Blood Spill Clean Up

  • Spills of blood or other body fluids should be removed, and the area decontaminated using the facility-approved blood spill kit
  • Gloves should be worn during cleaning and decontamination
  • The manufacturer’s directions should be followed for use of the product in cleaning and decontaminating spill kits
  • Should be cleaned and disinfected with an EPA registered product and have a kill claim against Hepatitis, HIV, and other bloodborne pathogens. 

Food and Drink

Staff should designate specific locations where food and drinks with lids are allowed on the units.

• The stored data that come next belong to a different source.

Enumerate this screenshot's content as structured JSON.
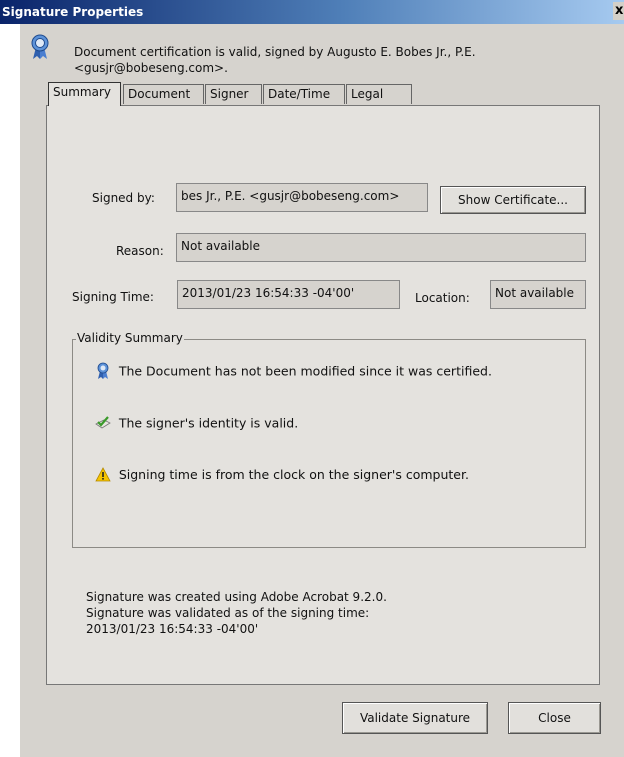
{
  "window": {
    "title": "Signature Properties",
    "close_label": "x"
  },
  "header": {
    "message": "Document certification is valid, signed by Augusto E. Bobes Jr., P.E. <gusjr@bobeseng.com>."
  },
  "tabs": [
    {
      "label": "Summary",
      "active": true
    },
    {
      "label": "Document",
      "active": false
    },
    {
      "label": "Signer",
      "active": false
    },
    {
      "label": "Date/Time",
      "active": false
    },
    {
      "label": "Legal",
      "active": false
    }
  ],
  "summary": {
    "signed_by_label": "Signed by:",
    "signed_by_value": "bes Jr., P.E. <gusjr@bobeseng.com>",
    "show_certificate_label": "Show Certificate...",
    "reason_label": "Reason:",
    "reason_value": "Not available",
    "signing_time_label": "Signing Time:",
    "signing_time_value": "2013/01/23 16:54:33 -04'00'",
    "location_label": "Location:",
    "location_value": "Not available"
  },
  "validity": {
    "title": "Validity Summary",
    "items": [
      {
        "icon": "certified-ribbon-icon",
        "text": "The Document has not been modified since it was certified."
      },
      {
        "icon": "signer-valid-check-icon",
        "text": "The signer's identity is valid."
      },
      {
        "icon": "warning-triangle-icon",
        "text": "Signing time is from the clock on the signer's computer."
      }
    ]
  },
  "footer": {
    "line1": "Signature was created using Adobe Acrobat 9.2.0.",
    "line2": "Signature was validated as of the signing time:",
    "line3": "2013/01/23 16:54:33 -04'00'"
  },
  "buttons": {
    "validate_label": "Validate Signature",
    "close_label": "Close"
  },
  "colors": {
    "title_bar": "#0a246a",
    "dialog_bg": "#d6d3ce",
    "warning": "#f5c400",
    "ribbon": "#3a6fc4",
    "check": "#3a9a2a"
  }
}
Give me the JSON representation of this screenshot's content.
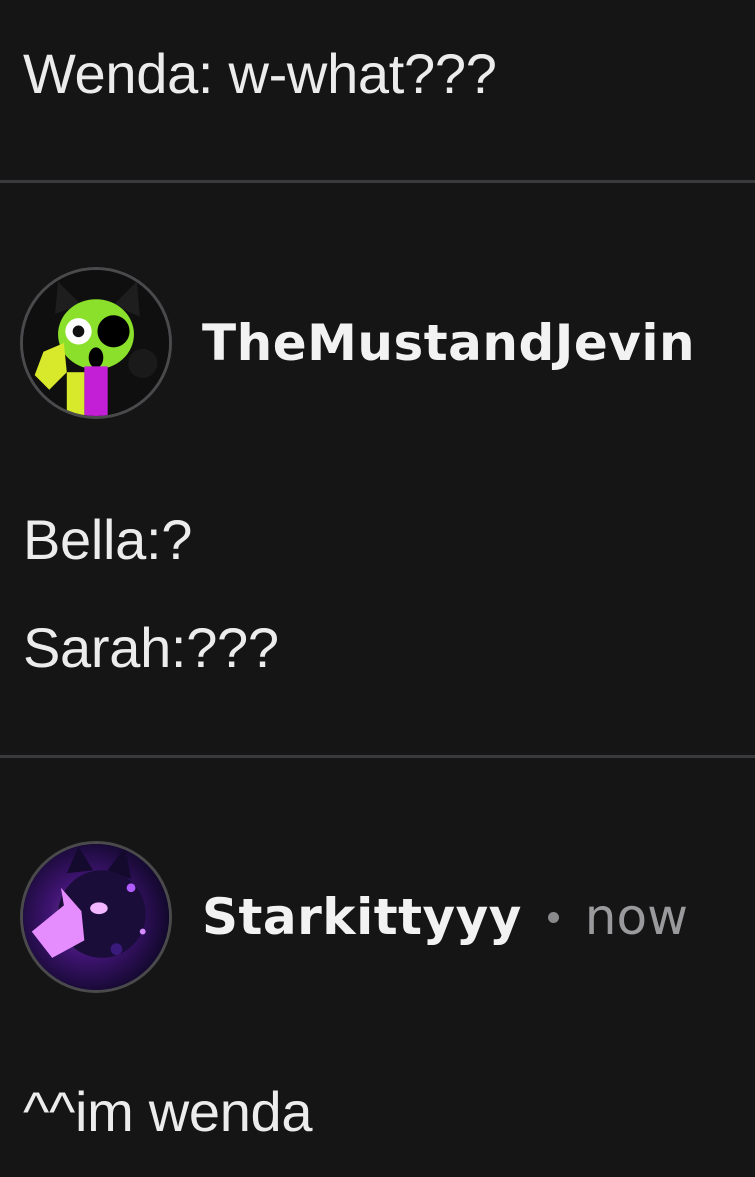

These pre-approved locations should be separate from areas where lab specimens, contaminated equipment, resident belongings and point of care testing is handled. 

Waste Management

Medical waste or biomedical waste is regulated by the state health department. General guidelines include:

  • Medical waste needing biohazard disposal must be saturated with blood or other potentially infectious material
  • Feces, urine and vomitus are not infectious waste unless they have a large amount of visible blood or have a known infection (e.g., C. diff)
  • Most garbage, soiled bed linens, and incontinence products do not have any special handling requirements
  • For waste to be capable of causing an infection, all five of these factors must be present: 
    • Dose (amount of waste that is infected is high)
    • Host susceptibility
    • Presence of a pathogen
    • Virulence of a pathogen
    • Portal of entry to the host
  • Medical waste products include:
    • Liquid waste blood
    • Products of blood
    • Items saturated or dripping with blood
    • Items that were saturated or dripping with blood that are now caked with dried blood (including serum, plasma, and other blood components including their containers) 
  • Personal protective equipment, including gowns and gloves, should be worn when handling and disposing of medical waste
  • A single, leak-resistant biohazard bag should be used for containment of medical waste
  • If the biohazard bag becomes contaminated or punctured the bag will require placement into a second biohazard bag 
  • Infectious waste must be segregated from other solid waste at the point of use, staff present should be knowledgeable about the waste’s origin and its hazard potential 
  • All bags should be securely closed for disposal 
  • Puncture-resistant containers (e.g., sharps containers) should be placed at the point of use and out of the resident’s reach. These containers are used for discarding scalpel blades, needles, lancets, razors, disposable scissors etc. 
  • Syringes without attached needles should be considered infectious waste if it contains an infectious agent, blood or blood products and placed in a sharp’s container  
  • All infectious waste, biohazard bags and sharps containers should be placed in a secure locked location for pick up.